The second consideration is “level of trust” that exists between the public and the government.  This trend of distrust is particularly evident in the populist political cultures we are seeing from the USA, to Canada and to the EU.  Psychologist, Paul Slovic, has written extensively on risk management and in a recent article discussed the role of political culture and levels of trust.

  • “One of the most fundamental qualities of trust has been known for ages.  Trust is fragile.  It is typically created rather slowly, but it can be destroyed in an instant – by a single mishap or mistake.  Thus, once trust is lost, it may take a long time to re-build it to its former state.  In some instances, lost trust may never be gained.”

One further observation related to trust.  This is the fact that trust takes much more time to acquire than to lose.  This is because negative trust-destroying events are much more visible than the positive trust-building events (the tainted blood scandal receives more news coverage than Sheldon Kennedy’s skate across Canada to raise money for the sexually abused).  Society, also, gives greater weight to negative events than to positive ones.  Combined with these facts is the general orientation of the media to publicize bad news as opposed to good news.  All of these features combine to make trust-building a very difficult exercise, and one that is played on an un-level playing field.  Paul Slovic emphasized this point:

Organization or individuals that have an opportunity to have input into the design of community support programs meant to improve quality of life for the marginalized need to have their voices heard.  The disabled community has heard from as far back as the polio epidemic in the early fifties that their needs would always be looked after only to discover that “being looked after” can be more restrictive than not being seen at all.
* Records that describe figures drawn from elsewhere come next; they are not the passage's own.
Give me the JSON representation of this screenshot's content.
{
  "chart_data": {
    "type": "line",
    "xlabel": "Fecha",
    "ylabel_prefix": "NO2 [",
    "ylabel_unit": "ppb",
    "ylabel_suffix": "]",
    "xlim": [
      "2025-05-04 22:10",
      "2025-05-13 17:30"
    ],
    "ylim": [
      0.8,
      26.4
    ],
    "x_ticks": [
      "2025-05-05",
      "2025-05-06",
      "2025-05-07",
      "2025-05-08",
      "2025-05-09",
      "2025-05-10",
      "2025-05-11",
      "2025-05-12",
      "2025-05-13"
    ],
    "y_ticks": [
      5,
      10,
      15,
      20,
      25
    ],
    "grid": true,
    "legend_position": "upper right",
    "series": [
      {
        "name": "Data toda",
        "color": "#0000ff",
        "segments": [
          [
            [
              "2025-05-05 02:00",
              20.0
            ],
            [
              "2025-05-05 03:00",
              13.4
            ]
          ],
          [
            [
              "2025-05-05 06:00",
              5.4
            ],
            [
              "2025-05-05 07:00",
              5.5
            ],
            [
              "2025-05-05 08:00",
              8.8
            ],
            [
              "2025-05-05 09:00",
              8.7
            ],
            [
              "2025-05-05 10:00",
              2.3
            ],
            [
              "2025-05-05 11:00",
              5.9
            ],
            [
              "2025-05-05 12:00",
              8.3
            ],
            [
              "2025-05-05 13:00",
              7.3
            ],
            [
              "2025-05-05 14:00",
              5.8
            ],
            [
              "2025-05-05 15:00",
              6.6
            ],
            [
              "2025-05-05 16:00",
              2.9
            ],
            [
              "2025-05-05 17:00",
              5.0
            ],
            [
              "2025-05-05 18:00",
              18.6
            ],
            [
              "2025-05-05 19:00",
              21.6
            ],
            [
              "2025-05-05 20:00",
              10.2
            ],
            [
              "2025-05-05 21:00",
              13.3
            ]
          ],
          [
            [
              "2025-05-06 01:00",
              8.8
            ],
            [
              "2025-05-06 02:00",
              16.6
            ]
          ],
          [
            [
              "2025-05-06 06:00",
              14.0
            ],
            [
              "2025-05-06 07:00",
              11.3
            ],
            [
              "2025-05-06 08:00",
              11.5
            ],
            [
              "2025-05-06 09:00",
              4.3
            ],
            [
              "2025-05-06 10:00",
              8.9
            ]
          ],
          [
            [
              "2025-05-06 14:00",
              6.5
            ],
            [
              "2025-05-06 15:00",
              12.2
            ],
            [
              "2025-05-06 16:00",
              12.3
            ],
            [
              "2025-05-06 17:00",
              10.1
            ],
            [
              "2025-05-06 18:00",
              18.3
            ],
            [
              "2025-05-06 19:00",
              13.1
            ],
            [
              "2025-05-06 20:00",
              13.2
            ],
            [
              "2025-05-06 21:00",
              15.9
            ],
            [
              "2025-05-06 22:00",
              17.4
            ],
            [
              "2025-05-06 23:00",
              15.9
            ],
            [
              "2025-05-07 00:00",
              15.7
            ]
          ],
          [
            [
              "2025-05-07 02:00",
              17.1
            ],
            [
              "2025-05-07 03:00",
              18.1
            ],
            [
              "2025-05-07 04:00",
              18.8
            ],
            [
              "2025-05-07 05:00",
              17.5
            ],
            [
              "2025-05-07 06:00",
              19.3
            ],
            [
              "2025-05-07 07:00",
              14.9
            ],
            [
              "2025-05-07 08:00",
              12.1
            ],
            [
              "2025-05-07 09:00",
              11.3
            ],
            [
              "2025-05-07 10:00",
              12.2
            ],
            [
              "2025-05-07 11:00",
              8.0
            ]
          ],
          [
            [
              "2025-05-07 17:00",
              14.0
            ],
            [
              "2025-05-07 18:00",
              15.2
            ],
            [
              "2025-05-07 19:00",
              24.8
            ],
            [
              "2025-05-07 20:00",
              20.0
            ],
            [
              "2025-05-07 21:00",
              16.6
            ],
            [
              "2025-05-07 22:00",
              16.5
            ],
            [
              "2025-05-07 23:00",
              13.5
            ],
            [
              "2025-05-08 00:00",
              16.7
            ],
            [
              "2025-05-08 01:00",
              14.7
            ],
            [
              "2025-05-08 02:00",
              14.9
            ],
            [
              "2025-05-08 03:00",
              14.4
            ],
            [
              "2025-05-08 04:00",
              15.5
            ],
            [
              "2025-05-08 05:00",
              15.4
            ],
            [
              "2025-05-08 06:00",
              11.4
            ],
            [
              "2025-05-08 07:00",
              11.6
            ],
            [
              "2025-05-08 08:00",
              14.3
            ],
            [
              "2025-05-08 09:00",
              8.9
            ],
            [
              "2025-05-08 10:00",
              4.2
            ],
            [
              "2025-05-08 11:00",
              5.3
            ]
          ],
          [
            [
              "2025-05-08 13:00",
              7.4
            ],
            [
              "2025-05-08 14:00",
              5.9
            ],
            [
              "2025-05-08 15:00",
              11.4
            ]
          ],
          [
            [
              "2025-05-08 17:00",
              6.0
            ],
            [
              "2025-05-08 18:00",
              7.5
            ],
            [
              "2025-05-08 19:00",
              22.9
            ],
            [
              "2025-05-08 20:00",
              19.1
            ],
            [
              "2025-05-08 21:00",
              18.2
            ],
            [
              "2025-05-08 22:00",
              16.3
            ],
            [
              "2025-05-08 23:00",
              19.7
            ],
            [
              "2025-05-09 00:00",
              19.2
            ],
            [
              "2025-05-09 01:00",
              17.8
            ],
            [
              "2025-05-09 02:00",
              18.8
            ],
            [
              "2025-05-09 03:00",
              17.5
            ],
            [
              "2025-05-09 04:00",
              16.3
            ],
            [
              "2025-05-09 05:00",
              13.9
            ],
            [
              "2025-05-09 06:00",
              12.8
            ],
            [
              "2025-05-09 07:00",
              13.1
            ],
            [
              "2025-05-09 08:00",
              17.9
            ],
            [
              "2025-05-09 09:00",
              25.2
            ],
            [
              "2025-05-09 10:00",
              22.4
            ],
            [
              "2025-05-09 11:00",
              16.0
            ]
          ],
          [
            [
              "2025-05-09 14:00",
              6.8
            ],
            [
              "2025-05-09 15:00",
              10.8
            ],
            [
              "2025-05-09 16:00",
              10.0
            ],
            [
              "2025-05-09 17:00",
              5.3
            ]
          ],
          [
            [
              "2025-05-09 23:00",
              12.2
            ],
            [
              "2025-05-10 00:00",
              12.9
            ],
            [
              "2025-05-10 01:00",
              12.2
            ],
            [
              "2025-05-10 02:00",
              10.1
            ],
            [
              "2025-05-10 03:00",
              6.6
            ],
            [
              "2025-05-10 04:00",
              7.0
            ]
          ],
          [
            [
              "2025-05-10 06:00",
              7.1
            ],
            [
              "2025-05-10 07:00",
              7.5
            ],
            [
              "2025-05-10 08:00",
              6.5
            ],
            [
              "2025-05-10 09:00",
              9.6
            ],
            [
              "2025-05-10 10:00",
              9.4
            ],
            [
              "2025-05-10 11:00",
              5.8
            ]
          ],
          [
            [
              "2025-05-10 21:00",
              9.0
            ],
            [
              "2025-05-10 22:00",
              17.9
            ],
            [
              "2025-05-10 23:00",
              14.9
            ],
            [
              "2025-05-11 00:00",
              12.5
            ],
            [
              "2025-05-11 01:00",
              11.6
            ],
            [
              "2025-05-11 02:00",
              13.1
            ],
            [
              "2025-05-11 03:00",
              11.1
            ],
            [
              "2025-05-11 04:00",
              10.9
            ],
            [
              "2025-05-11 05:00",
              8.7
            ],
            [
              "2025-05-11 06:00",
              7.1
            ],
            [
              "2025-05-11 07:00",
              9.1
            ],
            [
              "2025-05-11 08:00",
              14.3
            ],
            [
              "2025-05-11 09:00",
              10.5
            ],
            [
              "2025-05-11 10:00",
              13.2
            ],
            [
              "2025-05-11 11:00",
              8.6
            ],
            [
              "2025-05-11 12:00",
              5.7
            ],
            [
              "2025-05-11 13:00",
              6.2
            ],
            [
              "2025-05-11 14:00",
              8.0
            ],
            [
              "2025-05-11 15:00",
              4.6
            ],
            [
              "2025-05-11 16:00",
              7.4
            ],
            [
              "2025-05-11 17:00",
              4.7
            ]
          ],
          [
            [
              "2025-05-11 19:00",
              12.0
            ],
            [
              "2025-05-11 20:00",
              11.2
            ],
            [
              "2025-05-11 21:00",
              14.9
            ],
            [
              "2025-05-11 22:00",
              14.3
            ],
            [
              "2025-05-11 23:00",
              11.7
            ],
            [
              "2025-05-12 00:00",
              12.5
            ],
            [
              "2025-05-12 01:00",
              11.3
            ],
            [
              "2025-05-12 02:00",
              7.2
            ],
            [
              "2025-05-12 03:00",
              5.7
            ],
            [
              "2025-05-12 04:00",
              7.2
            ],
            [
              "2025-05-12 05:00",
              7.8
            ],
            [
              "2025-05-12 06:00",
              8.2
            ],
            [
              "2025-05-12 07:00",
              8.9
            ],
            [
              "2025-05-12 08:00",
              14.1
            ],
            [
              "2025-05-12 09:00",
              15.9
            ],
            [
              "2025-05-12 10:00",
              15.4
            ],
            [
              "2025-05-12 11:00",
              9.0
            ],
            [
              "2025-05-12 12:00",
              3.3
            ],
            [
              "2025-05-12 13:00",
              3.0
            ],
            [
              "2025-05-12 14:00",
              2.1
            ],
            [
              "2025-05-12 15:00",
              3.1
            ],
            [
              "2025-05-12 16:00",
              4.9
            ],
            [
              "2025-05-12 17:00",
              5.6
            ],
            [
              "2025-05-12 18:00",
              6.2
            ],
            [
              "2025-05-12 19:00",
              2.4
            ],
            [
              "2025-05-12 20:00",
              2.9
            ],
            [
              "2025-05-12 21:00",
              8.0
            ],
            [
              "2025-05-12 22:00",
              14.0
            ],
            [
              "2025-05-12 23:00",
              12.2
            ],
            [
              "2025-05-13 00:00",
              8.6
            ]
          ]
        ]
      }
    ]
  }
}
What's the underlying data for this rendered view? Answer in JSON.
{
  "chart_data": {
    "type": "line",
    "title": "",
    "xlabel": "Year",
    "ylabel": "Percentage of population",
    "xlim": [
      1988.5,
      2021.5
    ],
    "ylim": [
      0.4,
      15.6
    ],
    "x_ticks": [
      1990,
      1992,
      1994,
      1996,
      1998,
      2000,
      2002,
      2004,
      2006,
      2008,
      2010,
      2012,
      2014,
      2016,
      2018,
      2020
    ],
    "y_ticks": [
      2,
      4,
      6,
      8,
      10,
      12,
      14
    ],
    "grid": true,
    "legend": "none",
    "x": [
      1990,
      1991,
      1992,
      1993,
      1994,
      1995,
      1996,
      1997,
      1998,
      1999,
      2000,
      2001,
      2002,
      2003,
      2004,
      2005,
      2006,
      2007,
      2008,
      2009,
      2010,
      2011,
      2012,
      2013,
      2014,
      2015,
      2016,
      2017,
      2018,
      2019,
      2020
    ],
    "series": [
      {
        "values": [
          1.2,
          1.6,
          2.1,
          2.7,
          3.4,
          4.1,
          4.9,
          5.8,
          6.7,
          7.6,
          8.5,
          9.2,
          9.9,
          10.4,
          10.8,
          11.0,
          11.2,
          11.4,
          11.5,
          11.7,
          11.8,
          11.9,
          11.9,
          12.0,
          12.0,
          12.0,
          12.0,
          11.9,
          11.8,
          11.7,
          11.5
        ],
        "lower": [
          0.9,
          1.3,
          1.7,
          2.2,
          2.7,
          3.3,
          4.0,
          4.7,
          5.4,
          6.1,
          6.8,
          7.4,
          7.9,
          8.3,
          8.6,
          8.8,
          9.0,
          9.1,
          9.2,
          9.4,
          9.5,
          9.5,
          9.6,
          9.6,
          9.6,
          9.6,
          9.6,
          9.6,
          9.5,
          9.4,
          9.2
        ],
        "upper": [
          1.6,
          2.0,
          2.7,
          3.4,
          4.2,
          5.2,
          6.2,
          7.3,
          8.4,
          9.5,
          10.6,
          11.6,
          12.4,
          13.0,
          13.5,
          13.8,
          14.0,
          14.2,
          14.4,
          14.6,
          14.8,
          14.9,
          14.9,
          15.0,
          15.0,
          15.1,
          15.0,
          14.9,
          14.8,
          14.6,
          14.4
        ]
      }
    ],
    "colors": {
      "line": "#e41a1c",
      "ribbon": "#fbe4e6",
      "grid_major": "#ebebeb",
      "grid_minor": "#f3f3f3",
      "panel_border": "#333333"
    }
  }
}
To attend a Council meeting only to be refused your right to be heard is no way to build trust in the community.

With the proposed budget cuts having a disproportionate impact on the already marginalized of Calgary it is hard to have any trust in this Council. My perception of the city I love is definitely waning. I am not convinced the city I have moved back to is the same city I love. I am starting to realize that my door of perception has opened into a city I no longer recognize and that I may be clinging to a memory out of a need to love.

Today, being Monday, I tuned into the live stream of the Council meeting and right out of the chute (organizing the meeting agenda) the Ward 4 representative, Sean Chu, opening remarks challenged the level of trust with Council. He raised his concern of “leaked” information to the press by an unspecified member of Council. Mr. Chu made it very clear it was his belief that this information was leaked by someone interested in running for Mayor in the next municipal election.

If this new “fractured” Calgary is what has become of the City I grew up in then I have to re-evaluate my own belief system. When you can no longer trust your perception of what you believed to be a “community” you understand why love and commitment is fragile. In fact in todays society you begin to doubt if “love and commitment” is even a factor in this new world of politics. No budget cuts in the world justify further denigration of those already marginalized that the @KeepCalgaryStr1 speak for.